Body: Funding priorities of major health institutions and organizations in the U.S. and Europe do not match research investments with needs to inform implementation of these international agreements. In the U.S., the National Institutes of Health commit 0.025 % of their annual research budget to climate change and health. The European Union Seventh Framework Programme committed 0.08 % of the total budget to climate change and health; the amount committed under Horizon 2020 was 0.04 % of the budget. Two issues apparently contributing to this mismatch are viewing climate change primarily as an environmental problem, and therefore the responsibility of other research streams; and narrowly framing research into managing the health risks of climate variability and change from the perspective of medicine and traditional public health. This reductionist, top-down perspective focuses on proximate, individual level risk factors. While highly successful in reducing disease burdens, this framing is insufficient to protect health and well-being over a century that will be characterized by profound social and environmental changes.

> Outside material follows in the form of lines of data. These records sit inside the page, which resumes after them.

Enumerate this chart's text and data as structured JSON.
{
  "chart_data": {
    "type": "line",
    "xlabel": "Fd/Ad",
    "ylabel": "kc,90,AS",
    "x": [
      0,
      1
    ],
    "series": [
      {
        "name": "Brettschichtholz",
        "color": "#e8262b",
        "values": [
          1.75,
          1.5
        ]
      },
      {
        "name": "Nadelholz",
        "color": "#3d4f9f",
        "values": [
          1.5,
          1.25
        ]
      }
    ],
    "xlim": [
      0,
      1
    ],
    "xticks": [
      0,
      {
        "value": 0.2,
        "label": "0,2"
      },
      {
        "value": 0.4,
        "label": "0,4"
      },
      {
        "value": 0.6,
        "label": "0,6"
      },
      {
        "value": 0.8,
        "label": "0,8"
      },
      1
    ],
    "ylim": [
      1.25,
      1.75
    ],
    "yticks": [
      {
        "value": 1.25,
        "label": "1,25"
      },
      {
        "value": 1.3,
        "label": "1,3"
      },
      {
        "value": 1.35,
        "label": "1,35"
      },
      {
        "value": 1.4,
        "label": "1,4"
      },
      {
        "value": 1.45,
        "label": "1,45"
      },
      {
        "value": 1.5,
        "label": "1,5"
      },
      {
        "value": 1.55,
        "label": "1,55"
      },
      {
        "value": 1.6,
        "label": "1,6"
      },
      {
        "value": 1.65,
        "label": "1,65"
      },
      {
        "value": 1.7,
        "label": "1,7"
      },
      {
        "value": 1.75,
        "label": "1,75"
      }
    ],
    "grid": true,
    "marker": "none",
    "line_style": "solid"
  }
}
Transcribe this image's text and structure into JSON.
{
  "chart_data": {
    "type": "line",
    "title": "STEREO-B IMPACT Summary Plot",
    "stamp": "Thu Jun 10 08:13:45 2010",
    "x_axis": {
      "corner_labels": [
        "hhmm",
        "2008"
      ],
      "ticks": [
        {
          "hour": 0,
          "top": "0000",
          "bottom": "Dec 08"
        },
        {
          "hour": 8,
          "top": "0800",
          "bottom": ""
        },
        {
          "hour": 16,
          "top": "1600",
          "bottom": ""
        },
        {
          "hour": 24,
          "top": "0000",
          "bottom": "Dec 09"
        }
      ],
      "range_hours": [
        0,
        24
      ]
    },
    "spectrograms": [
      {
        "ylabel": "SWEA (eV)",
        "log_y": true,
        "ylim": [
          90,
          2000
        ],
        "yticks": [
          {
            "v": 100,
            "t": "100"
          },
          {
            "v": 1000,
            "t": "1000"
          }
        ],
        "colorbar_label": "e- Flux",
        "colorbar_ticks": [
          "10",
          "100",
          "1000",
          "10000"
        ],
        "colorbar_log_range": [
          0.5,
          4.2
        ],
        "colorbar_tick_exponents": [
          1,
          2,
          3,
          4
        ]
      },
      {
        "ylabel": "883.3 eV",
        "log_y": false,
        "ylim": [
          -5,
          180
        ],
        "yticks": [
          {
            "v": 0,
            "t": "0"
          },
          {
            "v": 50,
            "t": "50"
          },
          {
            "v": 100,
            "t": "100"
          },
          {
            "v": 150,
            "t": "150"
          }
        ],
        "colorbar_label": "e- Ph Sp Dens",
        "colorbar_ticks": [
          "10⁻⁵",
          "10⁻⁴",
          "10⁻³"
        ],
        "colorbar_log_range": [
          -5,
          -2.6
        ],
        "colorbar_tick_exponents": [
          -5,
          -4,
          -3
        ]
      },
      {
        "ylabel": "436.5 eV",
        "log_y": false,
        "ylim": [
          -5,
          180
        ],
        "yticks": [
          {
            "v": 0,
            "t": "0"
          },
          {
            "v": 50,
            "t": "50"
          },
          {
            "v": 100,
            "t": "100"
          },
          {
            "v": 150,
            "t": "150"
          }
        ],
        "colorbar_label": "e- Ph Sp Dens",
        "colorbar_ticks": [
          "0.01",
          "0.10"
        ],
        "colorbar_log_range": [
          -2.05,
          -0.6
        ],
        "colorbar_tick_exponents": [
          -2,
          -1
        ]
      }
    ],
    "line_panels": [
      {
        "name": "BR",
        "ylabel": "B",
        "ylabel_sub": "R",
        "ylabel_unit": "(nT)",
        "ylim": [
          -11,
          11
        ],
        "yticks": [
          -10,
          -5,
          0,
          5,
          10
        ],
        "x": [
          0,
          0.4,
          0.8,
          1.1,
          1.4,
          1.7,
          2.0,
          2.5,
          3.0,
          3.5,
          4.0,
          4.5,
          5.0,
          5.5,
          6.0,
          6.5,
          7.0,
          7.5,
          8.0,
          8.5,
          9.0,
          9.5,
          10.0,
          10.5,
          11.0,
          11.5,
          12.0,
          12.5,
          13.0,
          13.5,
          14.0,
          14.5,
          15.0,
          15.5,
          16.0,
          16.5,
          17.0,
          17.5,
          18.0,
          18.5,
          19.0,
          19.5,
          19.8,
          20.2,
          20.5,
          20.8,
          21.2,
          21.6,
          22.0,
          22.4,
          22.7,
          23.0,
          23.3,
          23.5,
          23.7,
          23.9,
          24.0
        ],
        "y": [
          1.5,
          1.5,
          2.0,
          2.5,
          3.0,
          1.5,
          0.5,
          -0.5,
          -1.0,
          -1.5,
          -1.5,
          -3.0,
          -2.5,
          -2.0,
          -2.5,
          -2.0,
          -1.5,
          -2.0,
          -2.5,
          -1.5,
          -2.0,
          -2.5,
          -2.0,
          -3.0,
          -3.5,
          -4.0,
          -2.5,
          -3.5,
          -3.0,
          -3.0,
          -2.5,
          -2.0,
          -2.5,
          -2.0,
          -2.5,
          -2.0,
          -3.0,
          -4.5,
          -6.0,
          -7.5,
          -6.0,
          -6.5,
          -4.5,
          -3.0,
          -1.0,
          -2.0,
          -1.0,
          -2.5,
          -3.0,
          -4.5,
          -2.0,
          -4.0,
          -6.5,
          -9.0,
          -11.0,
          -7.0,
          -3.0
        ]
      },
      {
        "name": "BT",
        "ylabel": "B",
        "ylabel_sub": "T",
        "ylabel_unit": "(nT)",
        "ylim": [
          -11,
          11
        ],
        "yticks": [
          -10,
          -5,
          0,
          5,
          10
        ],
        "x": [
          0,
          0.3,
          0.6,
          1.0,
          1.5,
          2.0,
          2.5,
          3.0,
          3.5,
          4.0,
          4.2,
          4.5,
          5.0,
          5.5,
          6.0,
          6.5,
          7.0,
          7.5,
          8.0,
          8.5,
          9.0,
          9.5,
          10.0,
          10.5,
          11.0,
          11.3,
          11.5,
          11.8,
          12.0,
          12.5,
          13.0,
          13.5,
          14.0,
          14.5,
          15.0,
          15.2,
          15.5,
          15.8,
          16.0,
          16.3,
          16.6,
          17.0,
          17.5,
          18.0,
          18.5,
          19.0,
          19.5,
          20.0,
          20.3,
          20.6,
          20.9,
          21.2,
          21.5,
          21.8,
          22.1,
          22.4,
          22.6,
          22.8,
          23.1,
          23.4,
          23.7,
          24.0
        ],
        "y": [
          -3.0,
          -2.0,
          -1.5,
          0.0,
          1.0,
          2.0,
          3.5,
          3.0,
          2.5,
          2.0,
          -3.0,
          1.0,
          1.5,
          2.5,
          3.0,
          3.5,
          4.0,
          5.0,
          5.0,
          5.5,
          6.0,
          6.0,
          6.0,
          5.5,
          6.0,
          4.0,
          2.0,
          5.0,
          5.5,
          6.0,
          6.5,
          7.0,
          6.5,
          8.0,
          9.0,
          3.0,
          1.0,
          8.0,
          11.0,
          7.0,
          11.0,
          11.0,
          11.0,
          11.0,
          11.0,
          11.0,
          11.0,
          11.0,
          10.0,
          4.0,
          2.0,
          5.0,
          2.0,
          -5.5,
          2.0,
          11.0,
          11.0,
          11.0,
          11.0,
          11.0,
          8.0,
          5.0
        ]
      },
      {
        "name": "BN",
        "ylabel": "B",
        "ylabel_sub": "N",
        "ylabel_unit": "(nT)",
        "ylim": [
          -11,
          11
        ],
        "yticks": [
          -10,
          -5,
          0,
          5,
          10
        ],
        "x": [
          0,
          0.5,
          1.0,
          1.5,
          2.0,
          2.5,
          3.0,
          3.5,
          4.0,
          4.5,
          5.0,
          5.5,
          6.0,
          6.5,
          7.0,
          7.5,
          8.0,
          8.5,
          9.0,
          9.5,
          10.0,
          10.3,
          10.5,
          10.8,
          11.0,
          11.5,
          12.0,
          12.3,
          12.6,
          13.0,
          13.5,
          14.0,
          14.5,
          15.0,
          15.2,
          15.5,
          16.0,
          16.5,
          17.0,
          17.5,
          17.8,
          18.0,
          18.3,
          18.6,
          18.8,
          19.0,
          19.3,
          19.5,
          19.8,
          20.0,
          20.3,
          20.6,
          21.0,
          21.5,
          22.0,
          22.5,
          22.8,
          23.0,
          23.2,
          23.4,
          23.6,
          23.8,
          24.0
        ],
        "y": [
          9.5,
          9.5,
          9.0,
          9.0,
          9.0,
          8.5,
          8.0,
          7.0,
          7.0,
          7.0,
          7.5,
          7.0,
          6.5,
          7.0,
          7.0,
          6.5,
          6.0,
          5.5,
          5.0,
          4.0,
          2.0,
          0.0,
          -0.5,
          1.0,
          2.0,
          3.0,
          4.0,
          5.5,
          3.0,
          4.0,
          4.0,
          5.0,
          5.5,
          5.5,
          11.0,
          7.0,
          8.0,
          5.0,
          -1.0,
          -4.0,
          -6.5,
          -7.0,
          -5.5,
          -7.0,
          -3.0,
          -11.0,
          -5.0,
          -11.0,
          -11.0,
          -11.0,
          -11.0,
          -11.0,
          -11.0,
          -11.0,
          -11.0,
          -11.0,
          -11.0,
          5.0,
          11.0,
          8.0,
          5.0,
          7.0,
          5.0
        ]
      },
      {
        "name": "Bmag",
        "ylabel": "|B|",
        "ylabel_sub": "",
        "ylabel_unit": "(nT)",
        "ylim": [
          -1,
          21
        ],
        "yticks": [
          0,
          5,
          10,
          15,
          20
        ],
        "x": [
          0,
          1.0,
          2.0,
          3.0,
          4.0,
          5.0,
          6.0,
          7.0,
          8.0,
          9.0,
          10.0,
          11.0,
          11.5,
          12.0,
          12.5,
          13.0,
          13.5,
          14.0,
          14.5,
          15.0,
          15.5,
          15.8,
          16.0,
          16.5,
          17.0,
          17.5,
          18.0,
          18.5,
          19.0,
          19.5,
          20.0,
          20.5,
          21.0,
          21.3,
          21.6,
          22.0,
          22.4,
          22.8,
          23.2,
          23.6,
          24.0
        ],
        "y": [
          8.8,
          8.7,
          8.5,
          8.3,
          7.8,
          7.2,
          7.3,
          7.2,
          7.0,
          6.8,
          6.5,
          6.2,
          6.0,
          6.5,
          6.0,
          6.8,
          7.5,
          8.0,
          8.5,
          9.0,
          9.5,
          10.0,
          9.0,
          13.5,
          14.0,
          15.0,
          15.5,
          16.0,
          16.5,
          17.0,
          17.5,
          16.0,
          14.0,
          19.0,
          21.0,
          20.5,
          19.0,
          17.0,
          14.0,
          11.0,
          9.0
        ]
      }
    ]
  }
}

Conclusions: International commitments in 2015 underscored the significant challenges societies will face this century from climate change and other global changes. However, the low priority placed on understanding and managing the associated health risks by national and international research institutions and organizations leaves populations poorly prepared to cope with changing health burdens. Risk-centered, systems approaches can facilitate understanding of the complex interactions and dependencies across environmental, social, and human systems. This understanding is needed to formulate effective interventions targeting socio-environmental factors that are as important for determining health burdens as are individual risk factors.